Machiavelli advocated that a good ruler should strive to appear wholly compassionate, loyal, humane, honest and religious, yet know how to occasionally act otherwise when required. He or she must adapt their chosen strategy or tactics to changes in fortune or 'luck'. A ruler must not seize or steal their subjects' property or women/men; or be seen as "changeable, superficial, effeminate, fearful or indecisive." The ruler's choice of ministers will immediately demonstrate to the country either "good sense or lack of it." Ministers should be intelligent people with permission to tell the ruler the truth, rather than flatterers. The ruler should build a reputation for 'meanness' rather than generosity:

"...if you're determined to have people think of you as generous, you'll have to be lavish in every possible way; naturally, a ruler who follows this policy will soon use up all the wealth to the point that, if wants to keep up his reputation, he'll have to impose special taxes and do everything a ruler can to raise cash. His people will start to hate him and no one will respect him now he has no money... his generosity will have damaged the majority and benefited only a few..."

Above all, "a ruler must avoid any behaviour that will lead to [their] being hated or held in contempt."

Did Johnson follow any of these principles?!

While he began his brief tenure as Prime Minister already flawed in ways that soon became glaringly apparent, Johnson's earlier political moves were at least promising. He rightly spotted that Ken Livingstone's woeful performance as Mayor of London presented a golden opportunity to quite as an MP and seek mayoral office of the nation's capital to garner popular support. He adapted his strategy to luck. Winning a second mayoral term was also key to emphasising that popularity; and breaking his promise not to run as an MP in the next available general election was something that Machiavelli also would have applauded, since he stipulated that there are times when keeping a promise is not important as breaking it in order to survive. 

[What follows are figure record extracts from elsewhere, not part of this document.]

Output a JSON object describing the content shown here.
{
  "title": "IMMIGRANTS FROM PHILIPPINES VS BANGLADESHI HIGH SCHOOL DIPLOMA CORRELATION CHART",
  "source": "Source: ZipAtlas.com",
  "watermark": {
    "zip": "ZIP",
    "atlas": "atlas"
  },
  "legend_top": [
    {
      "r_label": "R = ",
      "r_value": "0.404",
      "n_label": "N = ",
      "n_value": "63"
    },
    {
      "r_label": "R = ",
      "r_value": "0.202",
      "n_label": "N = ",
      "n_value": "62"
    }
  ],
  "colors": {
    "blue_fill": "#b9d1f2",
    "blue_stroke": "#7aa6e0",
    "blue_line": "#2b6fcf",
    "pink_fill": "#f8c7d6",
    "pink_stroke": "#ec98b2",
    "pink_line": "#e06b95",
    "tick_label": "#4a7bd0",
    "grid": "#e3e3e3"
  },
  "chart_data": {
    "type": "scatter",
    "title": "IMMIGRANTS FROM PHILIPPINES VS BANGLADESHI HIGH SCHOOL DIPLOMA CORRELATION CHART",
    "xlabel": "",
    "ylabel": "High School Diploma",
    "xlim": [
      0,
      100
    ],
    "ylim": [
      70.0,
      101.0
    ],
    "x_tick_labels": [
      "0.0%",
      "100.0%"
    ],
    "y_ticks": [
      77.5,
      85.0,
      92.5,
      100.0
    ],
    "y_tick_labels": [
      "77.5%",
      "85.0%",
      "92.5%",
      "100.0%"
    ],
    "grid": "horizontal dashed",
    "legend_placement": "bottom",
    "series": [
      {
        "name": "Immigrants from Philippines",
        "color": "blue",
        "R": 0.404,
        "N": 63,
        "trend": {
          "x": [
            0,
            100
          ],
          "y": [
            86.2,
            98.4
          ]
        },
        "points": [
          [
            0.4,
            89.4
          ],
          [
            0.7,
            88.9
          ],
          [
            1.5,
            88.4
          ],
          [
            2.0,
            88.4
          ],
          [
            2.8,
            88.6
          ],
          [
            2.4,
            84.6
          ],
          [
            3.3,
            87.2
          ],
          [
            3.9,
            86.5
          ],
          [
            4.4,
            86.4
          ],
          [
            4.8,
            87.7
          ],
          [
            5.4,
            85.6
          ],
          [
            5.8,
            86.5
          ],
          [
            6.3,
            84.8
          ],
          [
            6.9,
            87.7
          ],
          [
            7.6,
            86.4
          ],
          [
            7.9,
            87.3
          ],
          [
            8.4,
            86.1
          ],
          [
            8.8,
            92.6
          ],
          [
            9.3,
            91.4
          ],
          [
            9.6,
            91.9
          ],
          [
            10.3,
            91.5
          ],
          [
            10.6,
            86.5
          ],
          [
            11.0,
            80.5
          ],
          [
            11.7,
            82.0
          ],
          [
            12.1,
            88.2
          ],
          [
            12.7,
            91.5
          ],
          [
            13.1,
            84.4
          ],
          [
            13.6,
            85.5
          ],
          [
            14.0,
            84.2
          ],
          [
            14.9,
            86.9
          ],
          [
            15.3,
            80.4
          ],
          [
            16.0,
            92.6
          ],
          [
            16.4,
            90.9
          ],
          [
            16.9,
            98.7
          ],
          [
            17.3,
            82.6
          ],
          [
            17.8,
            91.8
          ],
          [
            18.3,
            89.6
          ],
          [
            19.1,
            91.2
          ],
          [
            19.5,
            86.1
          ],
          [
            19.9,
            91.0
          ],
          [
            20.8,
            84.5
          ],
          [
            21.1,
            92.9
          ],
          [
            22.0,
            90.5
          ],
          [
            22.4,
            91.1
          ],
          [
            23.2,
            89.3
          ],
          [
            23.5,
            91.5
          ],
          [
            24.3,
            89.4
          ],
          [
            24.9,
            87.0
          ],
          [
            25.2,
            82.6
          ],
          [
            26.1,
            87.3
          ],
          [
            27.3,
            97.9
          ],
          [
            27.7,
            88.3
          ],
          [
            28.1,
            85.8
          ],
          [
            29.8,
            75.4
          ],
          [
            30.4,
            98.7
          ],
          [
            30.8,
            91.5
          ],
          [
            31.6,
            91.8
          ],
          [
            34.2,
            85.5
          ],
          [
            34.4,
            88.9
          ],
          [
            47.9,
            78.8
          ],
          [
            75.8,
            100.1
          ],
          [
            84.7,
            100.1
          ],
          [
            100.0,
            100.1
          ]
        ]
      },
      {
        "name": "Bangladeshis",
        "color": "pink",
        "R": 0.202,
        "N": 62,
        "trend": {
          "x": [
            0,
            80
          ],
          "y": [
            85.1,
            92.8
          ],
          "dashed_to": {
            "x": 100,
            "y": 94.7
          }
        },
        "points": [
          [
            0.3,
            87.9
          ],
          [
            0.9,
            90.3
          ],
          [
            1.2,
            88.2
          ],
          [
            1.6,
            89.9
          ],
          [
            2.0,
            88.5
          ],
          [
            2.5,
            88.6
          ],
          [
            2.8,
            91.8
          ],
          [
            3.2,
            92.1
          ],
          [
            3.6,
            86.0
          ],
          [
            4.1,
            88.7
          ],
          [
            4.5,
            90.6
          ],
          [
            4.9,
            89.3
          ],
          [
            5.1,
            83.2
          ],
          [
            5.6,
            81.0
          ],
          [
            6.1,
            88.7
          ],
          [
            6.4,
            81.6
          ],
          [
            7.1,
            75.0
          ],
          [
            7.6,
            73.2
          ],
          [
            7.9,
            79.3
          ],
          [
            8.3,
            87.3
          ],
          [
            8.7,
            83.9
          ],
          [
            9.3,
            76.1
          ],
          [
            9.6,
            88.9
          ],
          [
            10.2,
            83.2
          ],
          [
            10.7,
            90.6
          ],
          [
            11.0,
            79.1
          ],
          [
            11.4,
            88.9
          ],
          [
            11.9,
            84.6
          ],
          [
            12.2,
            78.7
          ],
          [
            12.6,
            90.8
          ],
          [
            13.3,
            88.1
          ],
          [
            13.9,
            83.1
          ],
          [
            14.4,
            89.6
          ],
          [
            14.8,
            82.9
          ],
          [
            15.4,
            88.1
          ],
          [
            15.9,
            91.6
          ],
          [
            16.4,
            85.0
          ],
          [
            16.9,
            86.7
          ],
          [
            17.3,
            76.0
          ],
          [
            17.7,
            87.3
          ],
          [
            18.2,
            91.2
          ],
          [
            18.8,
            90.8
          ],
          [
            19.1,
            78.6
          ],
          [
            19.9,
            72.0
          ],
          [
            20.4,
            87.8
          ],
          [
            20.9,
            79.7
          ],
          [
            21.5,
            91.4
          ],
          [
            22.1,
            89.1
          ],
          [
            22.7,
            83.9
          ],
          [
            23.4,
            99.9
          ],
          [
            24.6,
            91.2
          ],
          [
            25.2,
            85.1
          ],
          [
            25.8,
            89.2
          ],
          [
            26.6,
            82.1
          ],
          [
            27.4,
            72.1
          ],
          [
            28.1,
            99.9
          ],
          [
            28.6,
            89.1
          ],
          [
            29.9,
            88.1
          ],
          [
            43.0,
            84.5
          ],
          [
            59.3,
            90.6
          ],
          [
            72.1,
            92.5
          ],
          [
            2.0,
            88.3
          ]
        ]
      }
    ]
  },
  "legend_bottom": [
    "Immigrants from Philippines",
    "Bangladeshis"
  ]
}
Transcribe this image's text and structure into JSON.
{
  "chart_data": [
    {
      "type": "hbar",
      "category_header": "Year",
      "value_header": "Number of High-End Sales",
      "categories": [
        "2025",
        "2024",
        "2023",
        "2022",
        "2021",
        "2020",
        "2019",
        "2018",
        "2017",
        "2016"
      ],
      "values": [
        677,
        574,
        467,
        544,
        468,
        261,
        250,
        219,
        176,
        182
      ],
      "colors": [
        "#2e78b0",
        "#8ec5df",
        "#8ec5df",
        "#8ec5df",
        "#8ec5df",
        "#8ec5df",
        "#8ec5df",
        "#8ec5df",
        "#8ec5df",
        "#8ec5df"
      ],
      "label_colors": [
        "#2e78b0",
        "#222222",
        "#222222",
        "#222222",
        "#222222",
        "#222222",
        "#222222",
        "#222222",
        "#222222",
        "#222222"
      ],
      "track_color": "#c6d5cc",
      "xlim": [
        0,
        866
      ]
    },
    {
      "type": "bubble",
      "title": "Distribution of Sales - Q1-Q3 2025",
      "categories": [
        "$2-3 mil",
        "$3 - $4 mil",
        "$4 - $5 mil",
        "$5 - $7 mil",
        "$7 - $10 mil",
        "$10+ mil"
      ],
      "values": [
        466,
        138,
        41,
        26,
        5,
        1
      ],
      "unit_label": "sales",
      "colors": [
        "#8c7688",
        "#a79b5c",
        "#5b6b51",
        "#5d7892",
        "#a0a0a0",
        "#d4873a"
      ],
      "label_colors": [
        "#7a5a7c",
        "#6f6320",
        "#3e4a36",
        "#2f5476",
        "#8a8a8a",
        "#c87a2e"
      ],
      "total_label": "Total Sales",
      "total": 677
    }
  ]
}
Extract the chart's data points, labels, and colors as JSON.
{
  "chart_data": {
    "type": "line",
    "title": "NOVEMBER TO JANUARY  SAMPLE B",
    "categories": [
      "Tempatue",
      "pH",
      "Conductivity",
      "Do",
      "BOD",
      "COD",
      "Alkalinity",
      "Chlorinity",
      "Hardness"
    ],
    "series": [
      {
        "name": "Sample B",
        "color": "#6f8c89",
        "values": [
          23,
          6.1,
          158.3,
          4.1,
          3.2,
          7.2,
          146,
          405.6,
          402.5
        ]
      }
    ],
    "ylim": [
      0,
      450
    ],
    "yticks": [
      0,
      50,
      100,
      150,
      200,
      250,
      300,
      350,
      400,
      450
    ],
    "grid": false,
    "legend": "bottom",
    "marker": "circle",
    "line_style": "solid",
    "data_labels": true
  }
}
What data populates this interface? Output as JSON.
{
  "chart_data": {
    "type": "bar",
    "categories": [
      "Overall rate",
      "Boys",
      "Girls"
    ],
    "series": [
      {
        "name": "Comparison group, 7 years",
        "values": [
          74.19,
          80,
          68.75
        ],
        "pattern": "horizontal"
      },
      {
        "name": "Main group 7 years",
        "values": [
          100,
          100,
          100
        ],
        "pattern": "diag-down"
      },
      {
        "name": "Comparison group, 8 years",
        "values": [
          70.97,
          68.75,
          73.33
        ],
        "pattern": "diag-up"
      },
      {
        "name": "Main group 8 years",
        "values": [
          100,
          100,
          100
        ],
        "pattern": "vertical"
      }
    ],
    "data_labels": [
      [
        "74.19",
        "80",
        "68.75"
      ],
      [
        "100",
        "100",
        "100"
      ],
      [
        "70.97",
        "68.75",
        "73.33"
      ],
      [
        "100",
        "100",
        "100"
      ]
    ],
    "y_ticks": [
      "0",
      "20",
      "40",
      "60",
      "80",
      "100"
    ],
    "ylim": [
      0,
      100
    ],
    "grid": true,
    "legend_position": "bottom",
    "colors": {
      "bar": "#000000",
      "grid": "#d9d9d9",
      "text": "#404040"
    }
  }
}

Yet, we now know that Johnson is incapable of 'being good', let alone generally keeping his promises, or even affecting any of the qualities that Machiavelli advised. His three word slogans were all a cover for doing the opposite.

One need only consider his delay in managing Covid, serial philandering (even during his then wife's illness) and dishonesty over the likely effects of Brexit. 

His choice of advisers, ministers and unwillingness to sack them (too late, if at all) showed a complete lack of good sense. 

His dithering and repeated U-turns showed him to be changeable, superficial, effeminate, fearful and indecisive.

Even while Mayor of London, Johnson had literally been sowing the seeds of his eventual demise by becoming embroiled with Arcuri, allegedly helping himself (again?) to other people's women and money. And even if that were not in fact the case, Machiavelli would say it's the appearance that counts. 

Taking up with Carrie while married, trying to get her a public job, setting up a 'VIP lane' for Covid contracts, appointing cronies to the Lords and grasping at donors' money to refurbish his flat only cemented Johnson's snow-balling reputation for poor judgement and plundering his subjects' money.

Partying during lockdown in violation of his own rules while exhorting others to comply in the most dreadful circumstances was exactly the sort of behaviour that would lead to his being hated and held in contempt.

Indeed, ultimately, Johnson's lavish misuse of public money did in fact use up all the wealth to the point that he had to impose special taxes and do everything he could to raise cash. And his people did start to hate him and lose respect when he had no money, his generosity having damaged the majority and benefited only a few. 

In fact, Johnson's misconduct has amounted to such a gross violation of Machiavellian principles that one wonders if his rise to Prime Minister was not, ironically, the successful application of those very principles by some other head of state... 

But even Putin appears to have lost his touch.